Die Spitzen von CDU, CSU und SPD haben am 2. Juli 2026 im Koalitionsausschuss Änderungen am Informationsfreiheitsgesetz (IFG) beschlossen. Die geplanten Regelungen sehen unter anderem eine Fokussierung der Auskunftsrechte auf natürliche Personen mit „berechtigtem Interesse“ sowie eine Anpassung der Gebühren vor. Zivilgesellschaftliche Organisationen und Journalistenverbände kritisieren die Vorhaben scharf.
Die geplanten Änderungen
Im Abschlusspapier des Koalitionsausschusses heißt es wörtlich zu Punkt 32:
„Wir werden das Informationsfreiheitsgesetz (IFG) unter Wahrung des Rechts auf den Zugang zu amtlichen Informationen und in Abstimmung mit dem BfDI weiterentwickeln und an die aktuellen Herausforderungen anpassen. […] Wir wollen die Auskunftsrechte künftig auf natürliche Personen fokussieren, die ein berechtigtes Interesse an einer Auskunft haben und diese nicht durch andere Regelungen erreichen können. Dabei prüfen wir, ob wir den Kreis der betreffenden Personen auf in Deutschland lebende Deutsche und Unionsbürger beschränken. […] Die IFG-Gebühren werden wir im Einklang mit dem Kostendeckungsprinzip anpassen.“
Weitere Punkte sind die Schwärzung von Namen von Behördenmitarbeitern zum Schutz vor Anfeindungen sowie eine stärkere Berücksichtigung von Schutzbedarfen in Bereichen wie kritischer Infrastruktur, Spionageabwehr und Terrorismusbekämpfung.

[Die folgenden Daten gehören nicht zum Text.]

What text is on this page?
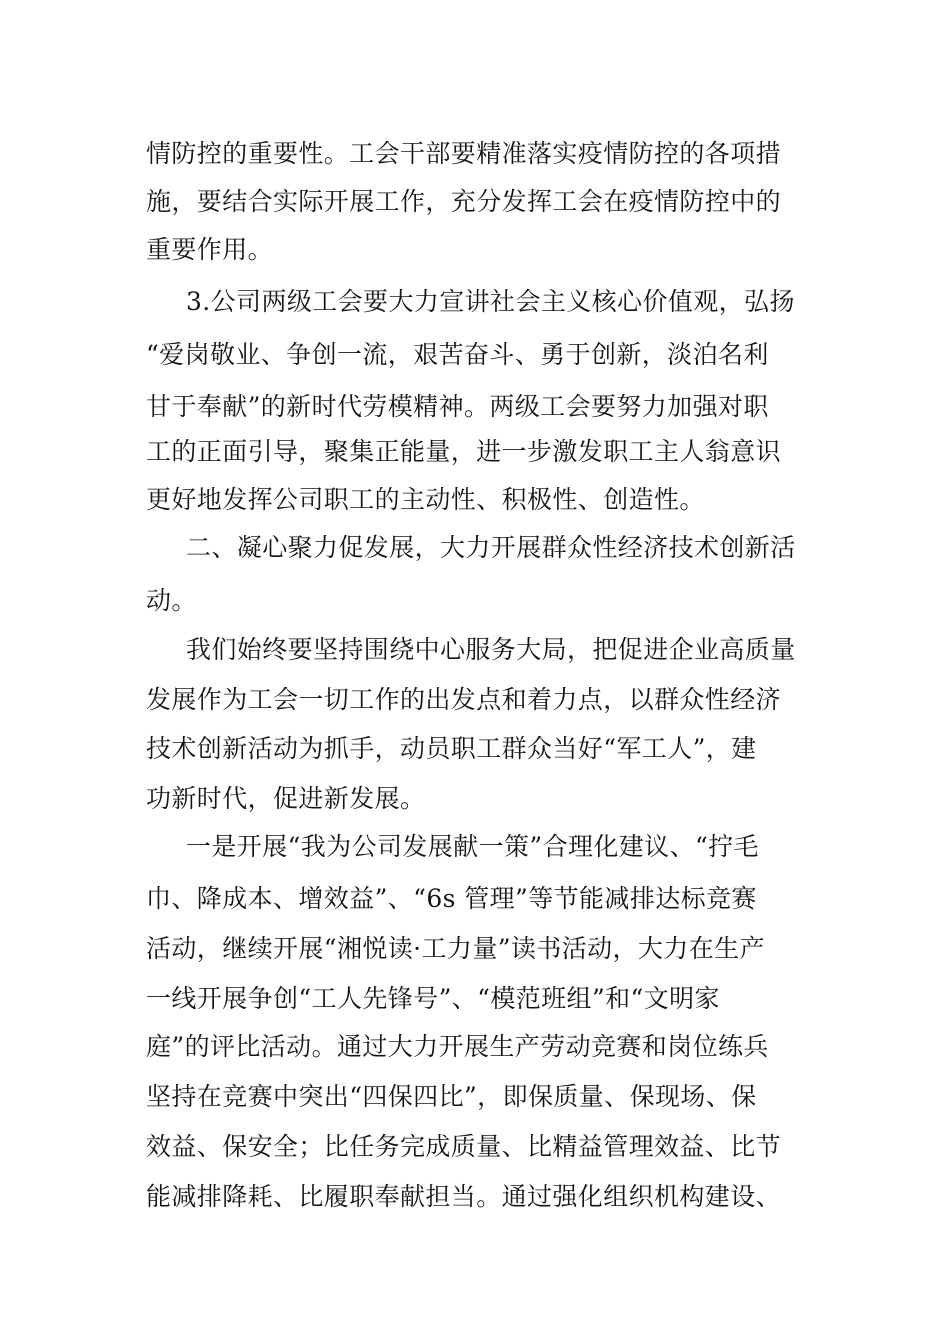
情防控的重要性。工会干部要精准落实疫情防控的各项措

施，要结合实际开展工作，充分发挥工会在疫情防控中的

重要作用。

3.公司两级工会要大力宣讲社会主义核心价值观，弘扬

“爱岗敬业、争创一流，艰苦奋斗、勇于创新，淡泊名利

甘于奉献”的新时代劳模精神。两级工会要努力加强对职

工的正面引导，聚集正能量，进一步激发职工主人翁意识

更好地发挥公司职工的主动性、积极性、创造性。

二、凝心聚力促发展，大力开展群众性经济技术创新活

动。

我们始终要坚持围绕中心服务大局，把促进企业高质量

发展作为工会一切工作的出发点和着力点，以群众性经济

技术创新活动为抓手，动员职工群众当好“军工人”，建

功新时代，促进新发展。

一是开展“我为公司发展献一策”合理化建议、“拧毛

巾、降成本、增效益”、“6s 管理”等节能减排达标竞赛

活动，继续开展“湘悦读·工力量”读书活动，大力在生产

一线开展争创“工人先锋号”、“模范班组”和“文明家

庭”的评比活动。通过大力开展生产劳动竞赛和岗位练兵

坚持在竞赛中突出“四保四比”，即保质量、保现场、保

效益、保安全；比任务完成质量、比精益管理效益、比节

能减排降耗、比履职奉献担当。通过强化组织机构建设、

Die Bundesregierung stellt die Maßnahmen als Teil eines größeren Reformpakets zur Entbürokratisierung und Stärkung der staatlichen Resilienz dar.

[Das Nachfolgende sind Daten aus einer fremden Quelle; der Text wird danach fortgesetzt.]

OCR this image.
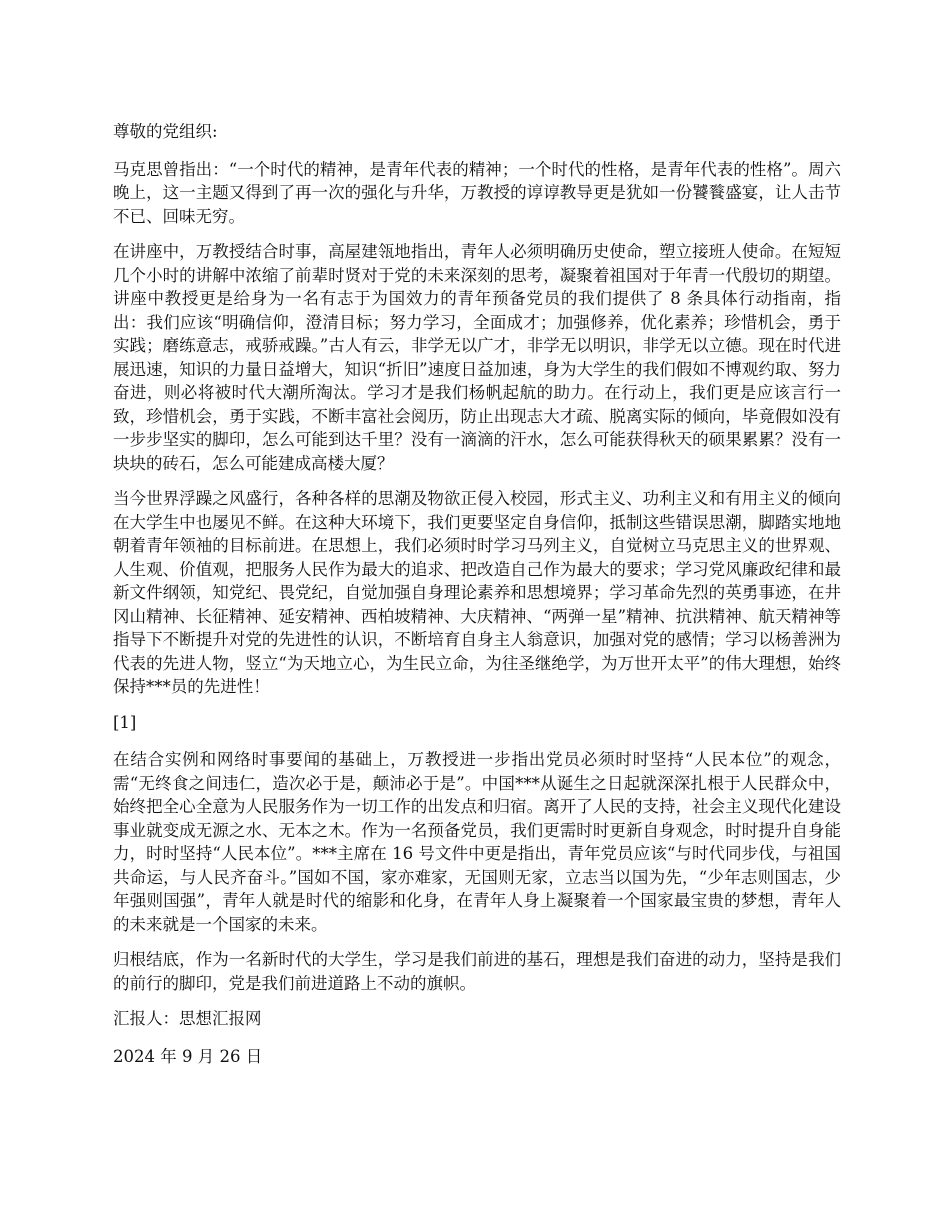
尊敬的党组织:

马克思曾指出：“一个时代的精神，是青年代表的精神；一个时代的性格，是青年代表的性格”。周六晚上，这一主题又得到了再一次的强化与升华，万教授的谆谆教导更是犹如一份饕餮盛宴，让人击节不已、回味无穷。

在讲座中，万教授结合时事，高屋建瓴地指出，青年人必须明确历史使命，塑立接班人使命。在短短几个小时的讲解中浓缩了前辈时贤对于党的未来深刻的思考，凝聚着祖国对于年青一代殷切的期望。讲座中教授更是给身为一名有志于为国效力的青年预备党员的我们提供了 8 条具体行动指南，指出：我们应该“明确信仰，澄清目标；努力学习，全面成才；加强修养，优化素养；珍惜机会，勇于实践；磨练意志，戒骄戒躁。”古人有云，非学无以广才，非学无以明识，非学无以立德。现在时代进展迅速，知识的力量日益增大，知识“折旧”速度日益加速，身为大学生的我们假如不博观约取、努力奋进，则必将被时代大潮所淘汰。学习才是我们杨帆起航的助力。在行动上，我们更是应该言行一致，珍惜机会，勇于实践，不断丰富社会阅历，防止出现志大才疏、脱离实际的倾向，毕竟假如没有一步步坚实的脚印，怎么可能到达千里？没有一滴滴的汗水，怎么可能获得秋天的硕果累累？没有一块块的砖石，怎么可能建成高楼大厦？

当今世界浮躁之风盛行，各种各样的思潮及物欲正侵入校园，形式主义、功利主义和有用主义的倾向在大学生中也屡见不鲜。在这种大环境下，我们更要坚定自身信仰，抵制这些错误思潮，脚踏实地地朝着青年领袖的目标前进。在思想上，我们必须时时学习马列主义，自觉树立马克思主义的世界观、人生观、价值观，把服务人民作为最大的追求、把改造自己作为最大的要求；学习党风廉政纪律和最新文件纲领，知党纪、畏党纪，自觉加强自身理论素养和思想境界；学习革命先烈的英勇事迹，在井冈山精神、长征精神、延安精神、西柏坡精神、大庆精神、“两弹一星”精神、抗洪精神、航天精神等指导下不断提升对党的先进性的认识，不断培育自身主人翁意识，加强对党的感情；学习以杨善洲为代表的先进人物，竖立“为天地立心，为生民立命，为往圣继绝学，为万世开太平”的伟大理想，始终保持***员的先进性！

[1]

在结合实例和网络时事要闻的基础上，万教授进一步指出党员必须时时坚持“人民本位”的观念，需“无终食之间违仁，造次必于是，颠沛必于是”。中国***从诞生之日起就深深扎根于人民群众中，始终把全心全意为人民服务作为一切工作的出发点和归宿。离开了人民的支持，社会主义现代化建设事业就变成无源之水、无本之木。作为一名预备党员，我们更需时时更新自身观念，时时提升自身能力，时时坚持“人民本位”。***主席在 16 号文件中更是指出，青年党员应该“与时代同步伐，与祖国共命运，与人民齐奋斗。”国如不国，家亦难家，无国则无家，立志当以国为先，“少年志则国志，少年强则国强”，青年人就是时代的缩影和化身，在青年人身上凝聚着一个国家最宝贵的梦想，青年人的未来就是一个国家的未来。

归根结底，作为一名新时代的大学生，学习是我们前进的基石，理想是我们奋进的动力，坚持是我们的前行的脚印，党是我们前进道路上不动的旗帜。

汇报人：思想汇报网

2024 年 9 月 26 日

Kritik aus Zivilgesellschaft und Journalismus
Mehrere Transparenzorganisationen, darunter FragDenStaat und abgeordnetenwatch, sowie Journalistenverbände wie der Deutsche Journalisten-Verband (DJV) und Netzwerk Recherche sehen in den Plänen eine erhebliche Einschränkung der Informationsfreiheit. Kritiker bemängeln insbesondere:
- Die Einführung eines „berechtigten Interesses“ als Voraussetzung für Auskünfte.

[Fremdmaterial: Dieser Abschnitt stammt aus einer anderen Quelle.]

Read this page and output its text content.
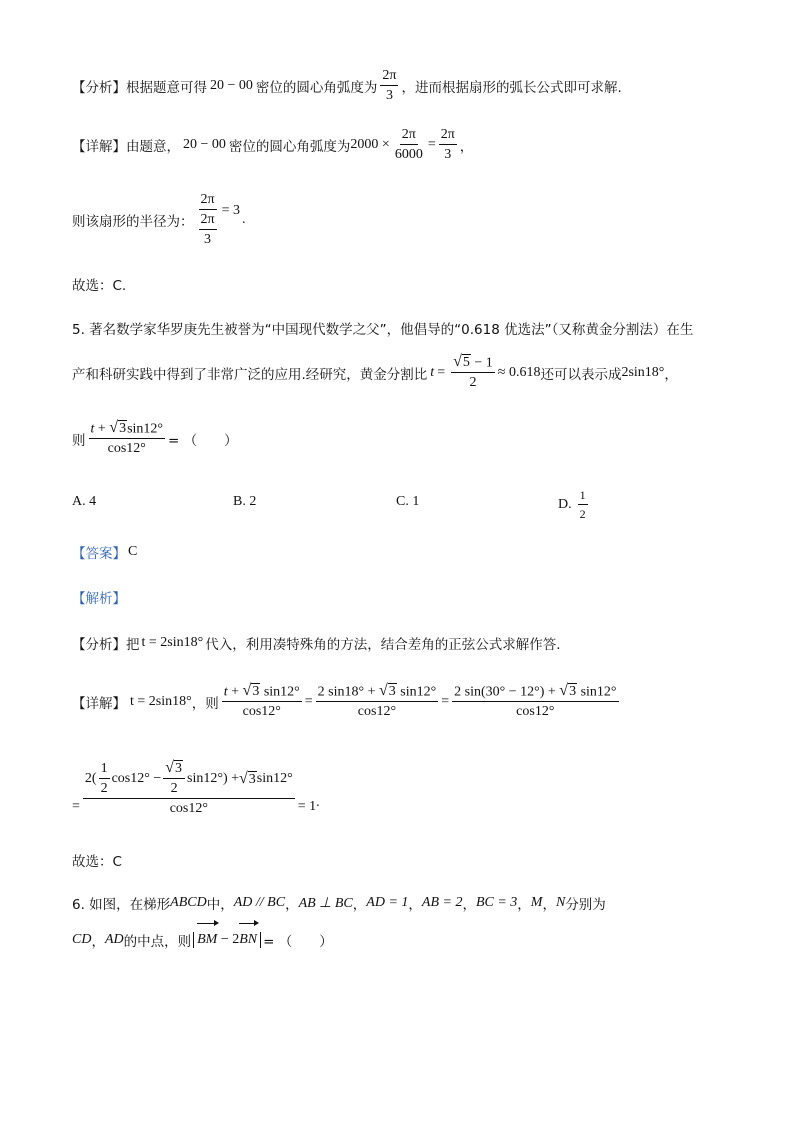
【分析】 根据题意可得 20 − 00 密位的圆心角弧度为 $\frac{2\pi}{3}$ ，进而根据扇形的弧长公式即可求解.
【详解】 由题意， 20 − 00 密位的圆心角弧度为 $2000 \times \frac{2\pi}{6000} = \frac{2\pi}{3}$ ，
则该扇形的半径为： $\frac{2\pi}{\frac{2\pi}{3}} = 3$
.
故选：C.
5. 著名数学家华罗庚先生被誉为“中国现代数学之父”，他倡导的“0.618 优选法”（又称黄金分割法）在生
产和科研实践中得到了非常广泛的应用.经研究，黄金分割比 $t = \frac{√ 5 - 1}{2} \approx 0.618$ 还可以表示成 2sin18° ，
则 $\frac{t + √ 3 \sin 12^\circ}{\cos 12^\circ}$ = （　　）
A. 4	B. 2	C. 1	D. $\frac{1}{2}$
【答案】 C
【解析】
【分析】 把 t = 2sin18° 代入，利用凑特殊角的方法，结合差角的正弦公式求解作答.
【详解】 t = 2sin18° ，则 $\frac{t + √ 3 \sin 12^\circ}{\cos 12^\circ} = \frac{2 \sin 18^\circ + √ 3 \sin 12^\circ}{\cos 12^\circ} = \frac{2 \sin(30^\circ - 12^\circ) + √ 3 \sin 12^\circ}{\cos 12^\circ}$
=
$2( \frac{1}{2} \cos 12^\circ - \frac{√ 3}{2} \sin 12^\circ)$ + √ 3 sin12°
cos12°	= 1 .
故选：C
6. 如图，在梯形 ABCD 中， AD // BC ， AB ⊥ BC ， AD = 1 ， AB = 2 ， BC = 3 ， M ， N 分别为
CD ， AD 的中点，则 BM − 2
BN = （　　）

- Die mögliche Beschränkung auf natürliche Personen und die damit verbundene Ausgrenzung von Vereinen, Stiftungen und Medienorganisationen.
- Die geplante Anhebung von Gebühren nach dem Kostendeckungsprinzip.
- Die vorgesehene Schwärzung von Namen in Behördenantworten.
Die Bundesdatenschutzbeauftragte Louisa Specht-Riemenschneider äußerte sich gegenüber dem RedaktionsNetzwerk Deutschland kritisch und warnte vor einer Aushöhlung des Transparenzprinzips.
Hintergrund
Bereits in den Koalitionsverhandlungen 2025 hatte die Union die Abschaffung des IFG in seiner bisherigen Form gefordert. Im Koalitionsvertrag einigten sich die Parteien dann darauf, das Gesetz „mit einem Mehrwert für Bürgerinnen und Bürger und Verwaltung“ zu reformieren. Die nun beschlossenen Punkte gehen nach Einschätzung von Kritikern über diese Formulierung hinaus.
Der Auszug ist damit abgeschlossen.